On this date in 1956, maverick chef, celebrity epicure, author and travel host Anthony Bourdain was born in New York City to Pierre and Gladys Bourdain. He grew up in New Jersey. Although his father was Catholic and his mother was Jewish, Bourdain was raised without religion. He graduated from Dwight-Englewood High School and attended Vassar for two years before dropping out. He started working at seafood restaurants in Provincetown, Mass., then graduated from the Culinary Institute in 1978 and began running kitchens in New York City.

In the 1990s, Bourdain became the executive chef at Brasserie Les Halles in Lower Manhattan where he served steak frites and onion soup. During his time working there, he sent an unsolicited article to The New Yorker detailing the gritty, subterranean world of urban restaurant culture. 

To his surprise the article was accepted and noticed by book editors. This resulted in Bourdain’s memoir, Kitchen Confidential: Adventures in the Culinary Underbelly. The book branded Bourdain as a celebrity chef and earned him a new career on TV. Bourdain first hosted “A Cook’s Tour” on the Food Network before he spent eight seasons as a peripatetic host of Travel Channel’s “No Reservations,” on which he highlighted obscure cuisine and little-known restaurants.

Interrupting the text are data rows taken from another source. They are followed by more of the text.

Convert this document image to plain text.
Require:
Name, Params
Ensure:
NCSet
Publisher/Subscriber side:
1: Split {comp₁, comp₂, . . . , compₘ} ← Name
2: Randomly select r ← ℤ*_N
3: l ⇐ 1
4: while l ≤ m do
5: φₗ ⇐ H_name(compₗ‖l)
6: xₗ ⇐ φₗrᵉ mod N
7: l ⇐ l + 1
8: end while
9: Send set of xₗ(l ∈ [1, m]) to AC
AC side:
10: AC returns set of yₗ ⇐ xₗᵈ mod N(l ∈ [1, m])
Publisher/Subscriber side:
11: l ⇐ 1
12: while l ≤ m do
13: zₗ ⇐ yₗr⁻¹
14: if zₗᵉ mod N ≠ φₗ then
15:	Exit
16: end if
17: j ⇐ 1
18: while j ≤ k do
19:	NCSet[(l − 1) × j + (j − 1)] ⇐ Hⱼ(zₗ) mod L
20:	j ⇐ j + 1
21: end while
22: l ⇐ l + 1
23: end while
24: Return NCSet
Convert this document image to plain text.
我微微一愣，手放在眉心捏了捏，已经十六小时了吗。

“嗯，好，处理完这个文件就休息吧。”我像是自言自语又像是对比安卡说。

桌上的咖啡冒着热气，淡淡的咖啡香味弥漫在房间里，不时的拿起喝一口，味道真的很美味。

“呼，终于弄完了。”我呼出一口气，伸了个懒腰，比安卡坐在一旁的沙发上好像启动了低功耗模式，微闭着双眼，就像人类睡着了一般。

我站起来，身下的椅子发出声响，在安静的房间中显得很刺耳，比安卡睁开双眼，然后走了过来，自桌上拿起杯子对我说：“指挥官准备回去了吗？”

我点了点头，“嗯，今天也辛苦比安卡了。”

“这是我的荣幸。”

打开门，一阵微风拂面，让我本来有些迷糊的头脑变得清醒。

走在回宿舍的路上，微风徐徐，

On the show, Bourdain recharacterized line cooks as urban warriors and shined new light on a kitchen culture involving drugs, drinking and brutal hours. Bourdain was open about his past addictions with cocaine in the 1980s and alcohol abuse. He joined CNN in 2012 to host the show “Parts Unknown,” on which he explored political and historical topics with locals in countries across the globe often over food and drinks.

Bourdain earned multiple awards and nominations for his shows, including two Emmys for “No Reservations” and the Peabody Award in 2013 for “Parts Unknown.” He had the spirit of an activist and diplomat, advocated for marginalized populations and campaigned for safer working conditions for restaurant staffs. Several times on his television show, Bourdain mentioned that he didn’t believe in religion and was critical of religious hypocrisy.

Bourdain married his high school girlfriend in 1985 and they divorced in 2005. In 2007 he married Ottavia Busia, and they had a daughter born that same year. The couple separated in 2016. Bourdain began dating Italian actress Asia Argento in 2017 and, following her sexual abuse allegations against Harvey Weinstein, he became an ardent advocate against sexual harassment in restaurants and Hollywood. While working on an episode for “Parts Unknown” in France, Bourdain committed suicide in his hotel room. D. 2018.